Giura vendetta, ma quando la sua missione fallisce e lei stessa viene mortalmente ferita, Scarlet si risveglia in un luogo al di là del tempo, nella Terra dei Morti, un regno dominato dalla follia e governato da leggi spietate. In questo limbo, esiste una sola via di salvezza, compiere la propria vendetta e raggiungere il mitico Luogo dell’Eternità. Chi fallisce è condannato a dissolversi nel nulla, cessando di esistere del tutto. Determinata a non scomparire, Scarlet si lancia in un nuovo viaggio, più estenuante e visionario del precedente.
Ma tutto cambia quando, lungo il suo cammino, incontra un giovane idealista, un ragazzo fuori posto in quel mondo di ombre, che riesce a vederla come un’anima ferita.
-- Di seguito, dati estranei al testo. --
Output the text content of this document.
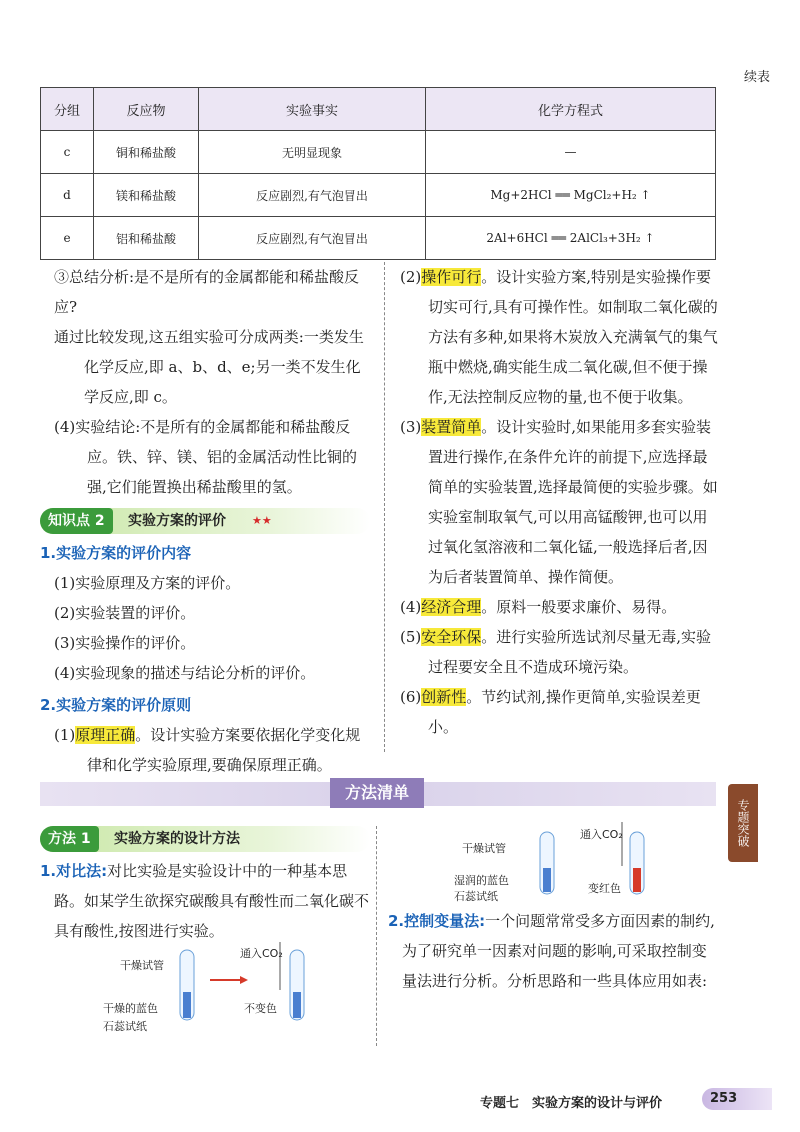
续表
分组	反应物	实验事实	化学方程式
c	铜和稀盐酸	无明显现象	—
d	镁和稀盐酸	反应剧烈,有气泡冒出	Mg+2HCl ══ MgCl₂+H₂ ↑
e	铝和稀盐酸	反应剧烈,有气泡冒出	2Al+6HCl ══ 2AlCl₃+3H₂ ↑

③总结分析:是不是所有的金属都能和稀盐酸反应?

通过比较发现,这五组实验可分成两类:一类发生化学反应,即 a、b、d、e;另一类不发生化学反应,即 c。

(4)实验结论:不是所有的金属都能和稀盐酸反应。铁、锌、镁、铝的金属活动性比铜的强,它们能置换出稀盐酸里的氢。

知识点 2	实验方案的评价 ★★

1.实验方案的评价内容

(1)实验原理及方案的评价。

(2)实验装置的评价。

(3)实验操作的评价。

(4)实验现象的描述与结论分析的评价。

2.实验方案的评价原则

(1)原理正确。设计实验方案要依据化学变化规律和化学实验原理,要确保原理正确。

(2)操作可行。设计实验方案,特别是实验操作要切实可行,具有可操作性。如制取二氧化碳的方法有多种,如果将木炭放入充满氧气的集气瓶中燃烧,确实能生成二氧化碳,但不便于操作,无法控制反应物的量,也不便于收集。

(3)装置简单。设计实验时,如果能用多套实验装置进行操作,在条件允许的前提下,应选择最简单的实验装置,选择最简便的实验步骤。如实验室制取氧气,可以用高锰酸钾,也可以用过氧化氢溶液和二氧化锰,一般选择后者,因为后者装置简单、操作简便。

(4)经济合理。原料一般要求廉价、易得。

(5)安全环保。进行实验所选试剂尽量无毒,实验过程要安全且不造成环境污染。

(6)创新性。节约试剂,操作更简单,实验误差更小。

方法清单
专题突破
方法 1	实验方案的设计方法

1.对比法:对比实验是实验设计中的一种基本思路。如某学生欲探究碳酸具有酸性而二氧化碳不具有酸性,按图进行实验。

干燥试管
通入CO₂
干燥的蓝色
石蕊试纸
不变色
干燥试管
通入CO₂
湿润的蓝色
石蕊试纸
变红色

2.控制变量法:一个问题常常受多方面因素的制约,为了研究单一因素对问题的影响,可采取控制变量法进行分析。分析思路和一些具体应用如表:

专题七　实验方案的设计与评价	253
Con il suo aiuto, Scarlet inizia lentamente a guarire, non solo nel corpo, ma anche nello spirito. Mentre l’ora della vendetta si avvicina, Scarlet si trova davanti alla scelta più difficile. Portare a termine il suo obiettivo e accedere all’eternità o spezzare il ciclo dell’odio che l’ha imprigionata per tutta la vita?
La battaglia finale non è solo contro l’assassino di suo padre, ma contro se stessa e l’eredità di rabbia che rischia di consumarla.
RECENSIONE SU SCARLET - ( Hateshinaki Scarlet )
Mamoru Hosoda è riuscito con Scarlet a centrare quella fusione di anime e tradizione animata occidentale, perseguita già da Belle, ma qui perfettamente incarnata dalla sua protagonista, nell'immagine come nel racconto: è una principessa semidisneyana creata graficamente dall'artista dietro Anna ed Elsa dei Frozen. Ma è anche una guerriera degna di Miyazaki, che ha le sue radici in un immaginario shakesperiano seicentesco e attraversa un aldilà che fonde più suggestioni religiose.
Un principe azzurro c'è... ed è un uomo del nostro tempo, come noi, che per Hosoda dopo diversi secoli di odi e violenza abbiamo capito perfettamente come si dovrebbe vivere. Ma pochi di noi ci riescono. La fiaba globalizzata degna del nostro tempo è tutta lì, in un film potente e originale, fresco anche nella sua estetica tra classico 2D e CGI sottile, che lo imita e vi aggiunge corposità e tridimensionalità.